The Supreme Court also referred to its decision in Ajay Hasia v. Khalid Mujib Sehravardi 1981 - II - LLJ - 103 and held that "even though the State Bank of India and the nationalised banks may not be owned as such by the Central Government and its employees may not be the employees of the Central Government they certainly will fall within the purview of the expression 'under the Central Government', in view of the existence of deep and pervasive control of the Central Government over these banks". The Supreme Court also distinguished its decision in Heavy Engineering Mazdoor Union v. State of Bihar (supra) observing as follows (1988 - II - LLJ - 423 at 431-432) :
"The question which came up for consideration in that case was whether an industry carried on by a company incorporated under the Companies Act was an industry carried on 'under the authority of' the Central Government so that the Central Government may be the appropriate Government for making a reference under the Industrial Disputes Act, 1947. In the instant cases we are not concerned with the question as to whether the various banks referred to above are carried on 'under the authority of' the Central Government. The question, as seen above, which falls in these cases for consideration is whether in view of the existence of deep and pervasive control of the Central Government over these banks they are establishments under the Central Government for purposes of the Acts aforesaid dealing with Shops and Commercial Establishments."

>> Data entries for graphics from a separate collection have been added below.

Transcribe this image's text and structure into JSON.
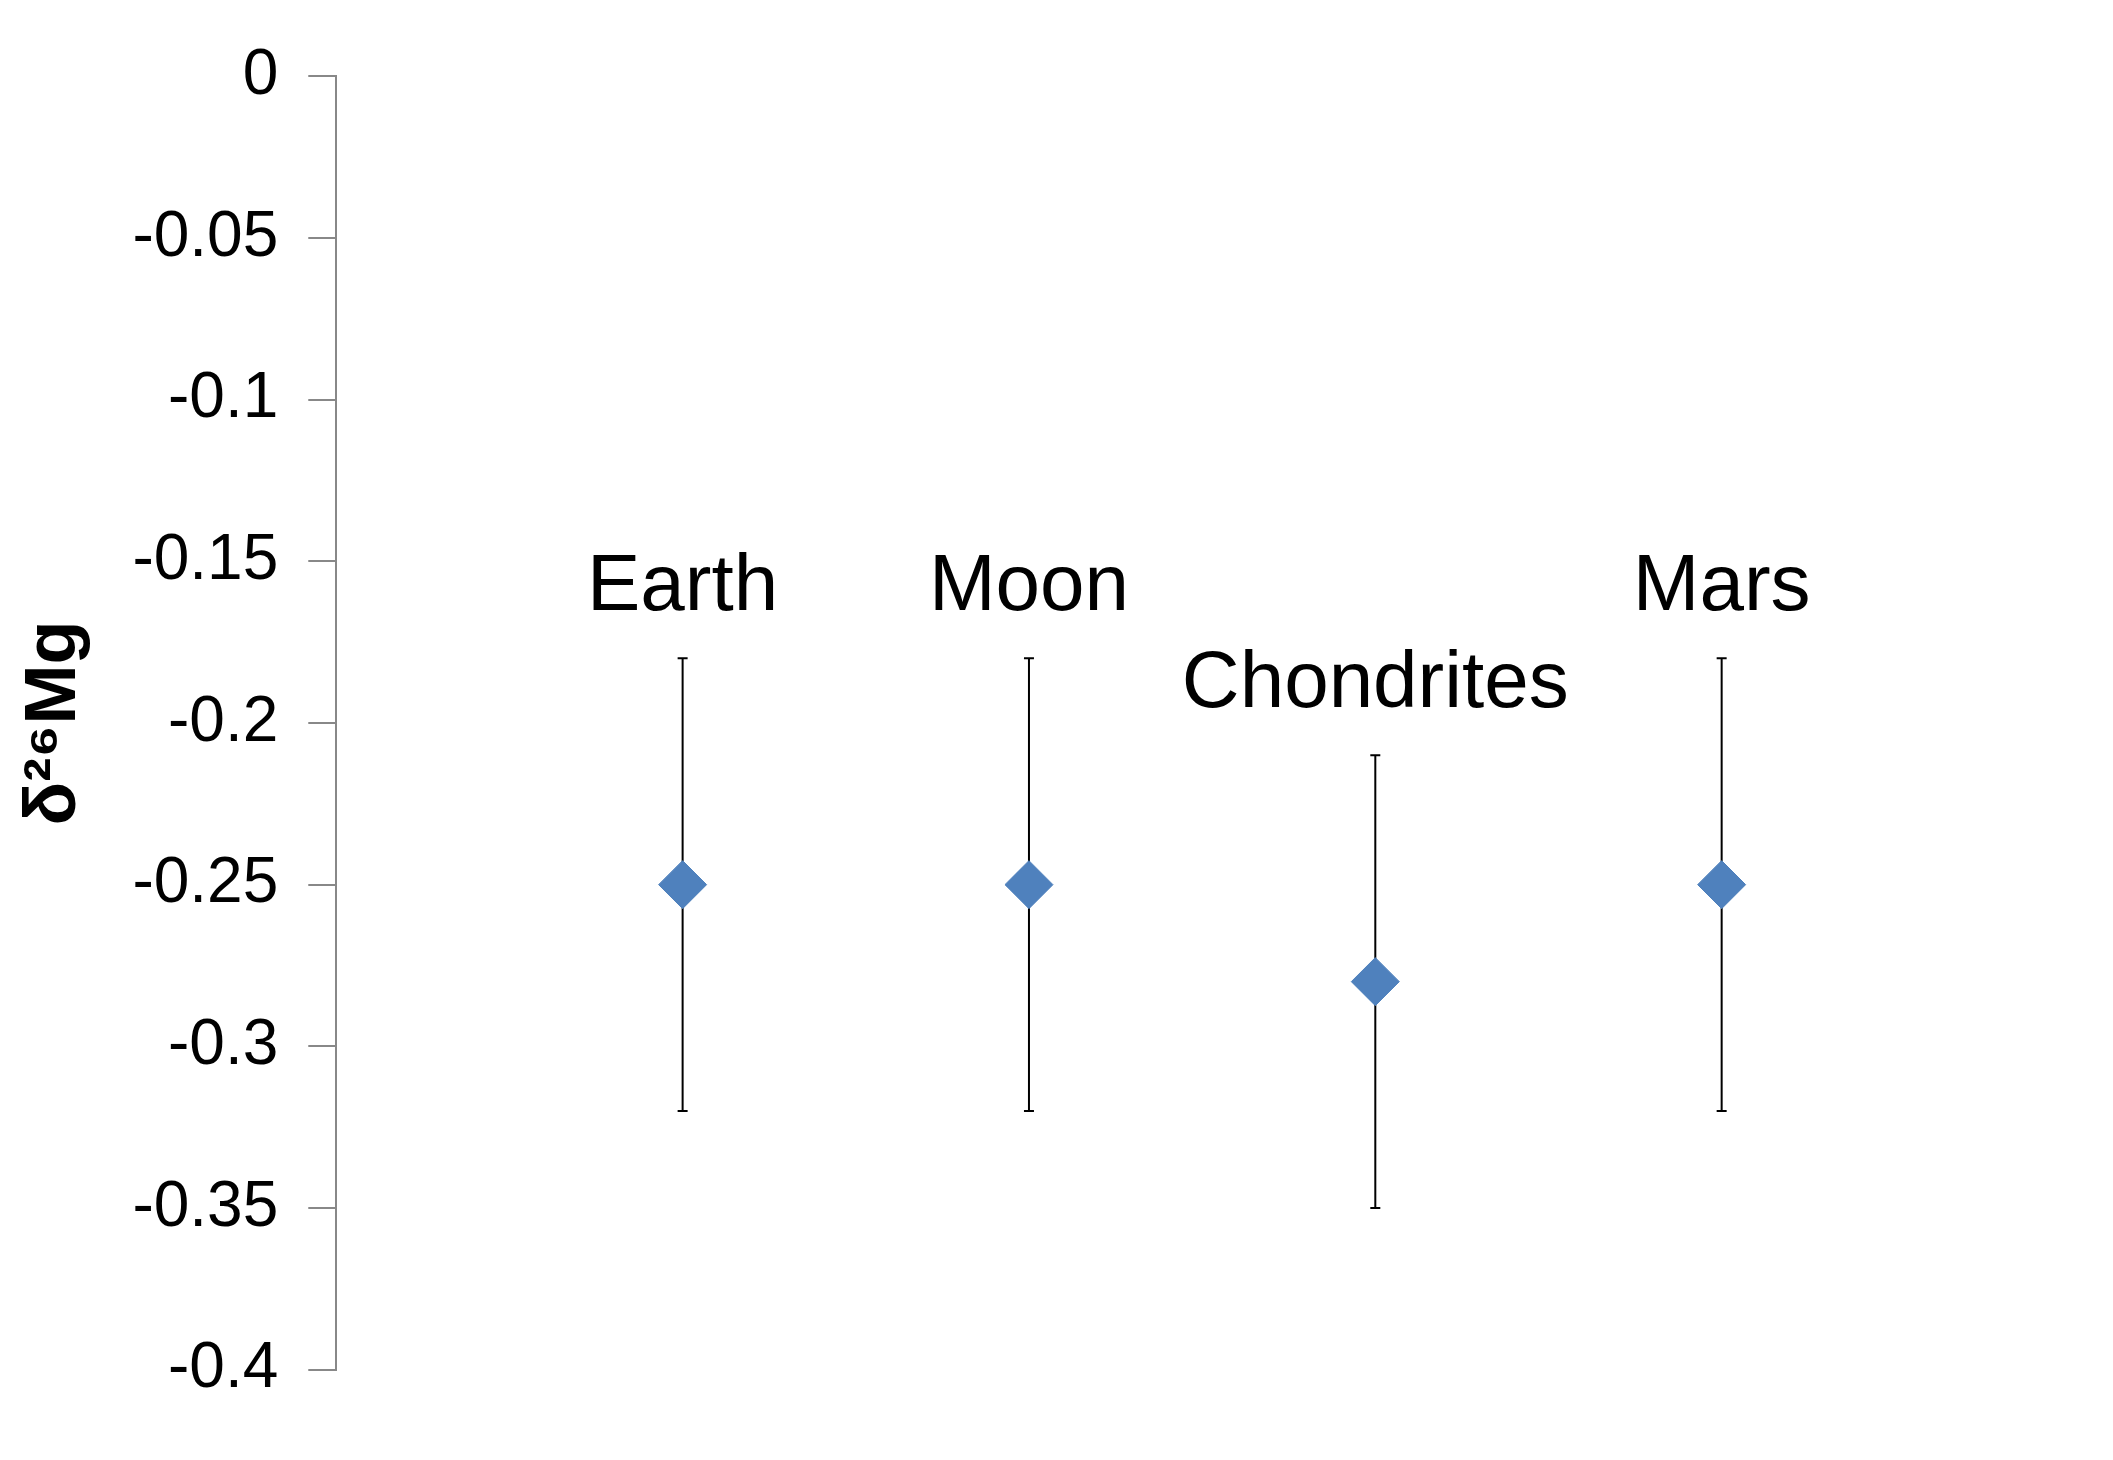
{
  "chart_data": {
    "type": "scatter",
    "ylabel": "δ²⁶Mg",
    "categories": [
      "Earth",
      "Moon",
      "Chondrites",
      "Mars"
    ],
    "series": [
      {
        "color": "#4f81bd",
        "values": [
          -0.25,
          -0.25,
          -0.28,
          -0.25
        ],
        "errors": [
          0.07,
          0.07,
          0.07,
          0.07
        ]
      }
    ],
    "ylim": [
      -0.4,
      0
    ],
    "yticks": [
      0,
      -0.05,
      -0.1,
      -0.15,
      -0.2,
      -0.25,
      -0.3,
      -0.35,
      -0.4
    ],
    "grid": false,
    "legend": false,
    "marker": "diamond"
  }
}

The learned counsel for the 1st respondent contends that C. V. Raman's case (supra) is a direct authority applicable to the facts of the present case. He submits that the 1st respondent herein i.e., the Computer Maintenance Corporation Limited, is a Government company wholly owned by the Central Government and that in view of the details of the control aversed in paragraphs 8 and 9 of the counter affidavit filed on its behalf there is a deep and pervasive control of the Central Government over it and that therefore it is an establishment under the Central Government within the meaning of that expression in Section 64(1)(b) of the Act. In C. V. Raman's case (supra) the Supreme Court dealt in detail with the meaning of the word 'under' and held that the existence of deep and pervasive control of the Central Government over the establishment in question would be a determining factor for holding that the said establishment was under the Central Government. The meaning of the word 'under' highlighted by the Supreme Court is "subject to the authority, rule, control of"; "in a position of inferiority or subordination to, subject to the rule, government, direction, guidance, instruction, or influence of". In view of the uncontroverted averments in paragraphs 8 and 9 of the counter-affidavit filed on behalf of the 1st respondent referred to above, I am satisfied that the 1st respondent is an establishment subordinate to and under the control of the Central Government and therefore it is an establishment under the Central Government and by virtue of sub-section (1) of Section 64 of the Act nothing in the Act shall apply to it.